Lahan perkebunan jeruk di negara bagian tersebut mengalami pukulan berat pada tahun 1990-an ketika sebuah program pemberantasan penyakit busuk daun, yang saat itu merupakan musuh terbesar industri tersebut, mengakibatkan musnahnya ratusan ribu pohon di lahan milik pribadi. Selama bertahun-tahun sejak penanaman jeruk dimulai, dampak berantai dari penyakit tersebut semakin parah, dengan badai, banjir, dan kekeringan yang terus-menerus mengancam para petani.

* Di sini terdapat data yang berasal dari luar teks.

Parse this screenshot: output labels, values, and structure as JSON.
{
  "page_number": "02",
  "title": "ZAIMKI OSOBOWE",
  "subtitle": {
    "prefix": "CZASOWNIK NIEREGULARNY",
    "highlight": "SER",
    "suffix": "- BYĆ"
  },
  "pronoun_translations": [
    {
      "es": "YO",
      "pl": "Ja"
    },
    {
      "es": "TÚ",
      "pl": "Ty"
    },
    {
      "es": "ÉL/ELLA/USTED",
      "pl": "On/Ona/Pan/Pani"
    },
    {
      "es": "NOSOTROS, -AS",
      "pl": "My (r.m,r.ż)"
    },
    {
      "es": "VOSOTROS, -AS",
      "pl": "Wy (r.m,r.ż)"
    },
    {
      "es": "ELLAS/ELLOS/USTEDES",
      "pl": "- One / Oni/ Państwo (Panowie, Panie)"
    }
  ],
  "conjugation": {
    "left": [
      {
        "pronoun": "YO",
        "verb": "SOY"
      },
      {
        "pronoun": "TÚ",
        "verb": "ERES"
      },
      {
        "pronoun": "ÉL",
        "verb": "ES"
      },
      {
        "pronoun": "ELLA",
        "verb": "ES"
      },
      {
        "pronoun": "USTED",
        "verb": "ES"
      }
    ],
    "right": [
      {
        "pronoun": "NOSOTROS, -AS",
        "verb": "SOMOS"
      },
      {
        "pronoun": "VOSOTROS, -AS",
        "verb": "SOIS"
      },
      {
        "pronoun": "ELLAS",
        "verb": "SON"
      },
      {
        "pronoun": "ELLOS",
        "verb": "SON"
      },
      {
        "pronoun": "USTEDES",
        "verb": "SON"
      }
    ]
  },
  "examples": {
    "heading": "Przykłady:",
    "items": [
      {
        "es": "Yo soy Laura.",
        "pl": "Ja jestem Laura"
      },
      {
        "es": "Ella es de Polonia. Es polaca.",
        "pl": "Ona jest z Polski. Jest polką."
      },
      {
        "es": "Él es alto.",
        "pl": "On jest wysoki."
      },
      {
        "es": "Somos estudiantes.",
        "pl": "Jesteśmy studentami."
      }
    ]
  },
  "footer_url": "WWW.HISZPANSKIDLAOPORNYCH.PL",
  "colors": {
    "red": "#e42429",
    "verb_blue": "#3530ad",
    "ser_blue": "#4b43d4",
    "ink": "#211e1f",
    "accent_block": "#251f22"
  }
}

Badai tidak hanya mencabut pohon, menyebarkan buah, dan mengguncangnya begitu keras hingga butuh waktu bertahun-tahun untuk pulih. Hujan lebat dan banjir dapat menggenangi kebun buah dan menguras oksigen dari tanah. Pohon yang sakit berada pada risiko tertentu karena penyakit sering kali menyerang akarnya, sehingga melemahkannya. Ray Royce, direktur eksekutif Highlands County Citrus Growers Association, menyamakannya dengan memiliki kondisi medis yang sudah ada sebelumnya.
“Saya sudah tua. Jika saya terkena flu atau sakit, akan lebih sulit bagi saya untuk pulih di usia 66 tahun daripada di usia 33 tahun. Jika saya memiliki masalah kesehatan yang mendasarinya, akan lebih sulit lagi,” katanya. “Penghijauan adalah semacam kondisi kesehatan negatif yang mendasarinya yang memperburuk apa pun yang terjadi pada pohon, yang membuat pohon stres.”
Perubahan iklim juga menyebabkan curah hujan yang tidak mencukupi, suhu yang lebih tinggi, dan musim kemarau yang memecahkan rekor, yang menyebabkan tanah menjadi kering. Kurangnya curah hujan juga telah mengeringkan sumur dan kanal di beberapa daerah paling produktif di negara bagian tersebut. Semua ini dapat mengurangi hasil panen dan menyebabkan buah gugur sebelum waktunya.
Tentu saja, pohon yang sehat memiliki peluang lebih baik untuk bertahan hidup dari ancaman ini. Namun, ketahanan rumpun pohon yang kuat sedang diuji, dan bahkan peristiwa kecil seperti cuaca dingin yang singkat dapat cukup untuk mengakhiri pohon yang sudah di ambang keruntuhan.
“Tiba-tiba kami mengalami sedikit nasib buruk. Kami mengalami badai. Lalu setelah badai, kami mengalami cuaca dingin,” kata Royce. “Sekarang kami baru saja mengalami kekeringan yang pasti akan berdampak negatif pada panen tahun depan. Jadi, kami perlu memanfaatkan beberapa waktu yang baik dan menikmati beberapa tahun yang baik dengan air yang cukup, tanpa badai atau cuaca dingin yang akan berdampak negatif pada pepohonan.”
Perubahan iklim yang disebabkan manusia berarti bahwa jeda yang sangat diharapkan Royce tidak mungkin terjadi. Bahkan, para peramal cuaca memperkirakan ini akan menjadi musim badai paling aktif yang pernah tercatat. Para peneliti juga menemukan bahwa pemanasan akan meningkatkan tekanan penyakit tanaman, seperti penghijauan, pada tanaman pangan di seluruh dunia.
Meskipun “hampir setiap pohon di Florida” terinfeksi penyakit ini, dan fakta bahwa suhu yang menghangat menyebarkan patogen tersebut menjadi perhatian yang berkembang, hari-hari jeruk di negara bagian ini masih jauh dari kata berakhir, kata Tim Widmer, seorang ahli patologi tanaman yang mengkhususkan diri dalam penyakit tanaman dan kesehatan tanaman. “Kami belum memiliki solusinya,” katanya. “Tetapi ada beberapa hal yang terlihat sangat, sangat menjanjikan.” Banyak uang telah dikucurkan untuk mencari jawaban atas masalah yang membingungkan ini. Badan Legislatif Florida mengalokasikan $65 juta dalam anggaran 2023-24 untuk mendukung industri tersebut, sementara undang-undang pertanian federal 2018 memasukkan $25 juta per tahun, selama undang-undang tersebut berlaku, untuk memerangi penyakit tersebut.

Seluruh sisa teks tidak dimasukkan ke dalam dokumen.